09/11/2016 – Atualizado em 09/11/2016
Opinião: “Ação de intolerância assusta e revolta, mas também nos impulsiona a exigirmos das autoridades constituídas a apuração dos fatos (…)”
Por: Marcio Ribeiro
Um grupo de alunos hostilizou o cinegrafista da TV MS Record, Odimar Moraes. De acordo com o profissional, ele foi agredido verbalmente e fisicamente enquanto captava imagens para o fechamento de matéria sobre ocupação no campus I da UFMS. Fato teria ocorrido na manhã de ontem (8) em Três Lagoas.
O jornalista Rogério Potinatti, saiu em defesa do colega de trabalho e repudiou atitude em uma publicação em sua página no Facebook. “Ele foi sozinho captar imagens para um VT que estávamos fechando e passou a ser confrontado, agredido verbalmente, teve o direito constitucional de desempenhar sua função tolhido por alguns manifestantes e chegou a ser empurrado por um dos estudantes com um rodinho de madeira, além de ser rechaçado e cercado pelos manifestantes que atacaram-no verbalmente com palavras de ordem.
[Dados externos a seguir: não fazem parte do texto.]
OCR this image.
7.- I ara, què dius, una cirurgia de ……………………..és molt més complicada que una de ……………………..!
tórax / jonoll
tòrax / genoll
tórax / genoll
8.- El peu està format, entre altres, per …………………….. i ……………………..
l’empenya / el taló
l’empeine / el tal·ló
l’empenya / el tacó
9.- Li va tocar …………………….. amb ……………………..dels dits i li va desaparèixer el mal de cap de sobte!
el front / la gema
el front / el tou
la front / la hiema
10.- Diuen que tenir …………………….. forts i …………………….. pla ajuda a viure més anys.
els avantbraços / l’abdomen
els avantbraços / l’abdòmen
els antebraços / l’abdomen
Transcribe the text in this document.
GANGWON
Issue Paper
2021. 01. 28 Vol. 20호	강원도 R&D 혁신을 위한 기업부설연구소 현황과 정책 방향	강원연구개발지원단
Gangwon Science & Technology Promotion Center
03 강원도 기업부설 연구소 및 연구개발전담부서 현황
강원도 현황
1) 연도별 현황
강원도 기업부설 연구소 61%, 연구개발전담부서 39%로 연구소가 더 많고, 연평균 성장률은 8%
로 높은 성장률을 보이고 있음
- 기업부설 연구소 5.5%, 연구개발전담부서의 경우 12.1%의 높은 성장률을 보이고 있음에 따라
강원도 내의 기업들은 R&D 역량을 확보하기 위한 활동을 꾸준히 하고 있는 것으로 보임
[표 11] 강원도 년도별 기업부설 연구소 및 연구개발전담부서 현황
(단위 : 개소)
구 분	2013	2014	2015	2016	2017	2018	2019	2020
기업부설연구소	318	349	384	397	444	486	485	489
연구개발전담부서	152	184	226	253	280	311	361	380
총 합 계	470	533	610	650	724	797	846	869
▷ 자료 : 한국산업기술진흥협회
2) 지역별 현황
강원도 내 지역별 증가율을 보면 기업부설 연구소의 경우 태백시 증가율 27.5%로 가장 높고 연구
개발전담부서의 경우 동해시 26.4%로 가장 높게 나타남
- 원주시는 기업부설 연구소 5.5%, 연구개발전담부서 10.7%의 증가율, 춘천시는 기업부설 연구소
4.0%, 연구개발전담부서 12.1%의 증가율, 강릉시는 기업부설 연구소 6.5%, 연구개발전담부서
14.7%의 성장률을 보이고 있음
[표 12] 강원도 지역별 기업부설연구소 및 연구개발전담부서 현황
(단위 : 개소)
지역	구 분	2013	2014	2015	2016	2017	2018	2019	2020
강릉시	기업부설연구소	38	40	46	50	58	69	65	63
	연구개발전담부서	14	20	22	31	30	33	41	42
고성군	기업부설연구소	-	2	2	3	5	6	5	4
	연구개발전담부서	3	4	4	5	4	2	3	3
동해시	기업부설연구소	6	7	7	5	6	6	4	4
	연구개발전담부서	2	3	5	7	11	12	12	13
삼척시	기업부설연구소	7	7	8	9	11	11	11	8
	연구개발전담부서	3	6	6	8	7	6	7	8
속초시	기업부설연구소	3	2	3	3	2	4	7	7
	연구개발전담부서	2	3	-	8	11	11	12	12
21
Ouviu, dentre outras coisas, ‘que a imprensa não era bem vinda ali’ e que ‘não tínhamos autorização para filmar nada'”, postou Rogério.
O repórter ainda continuou seu manifesto na Rede Social. “Importante colocar que a imprensa no Brasil é livre, conforme reza lei específica publicada em 1953 e qualquer ato que possa atrapalhar um jornalista no exercício de suas funções é crime! Em nenhum momento o cinegrafista invadiu, constrangeu ou atacou ninguém, conforme provam as imagens captadas no local. Portanto ele tinha o direito de exercer seu trabalho com segurança e tranquilidade”, escreveu.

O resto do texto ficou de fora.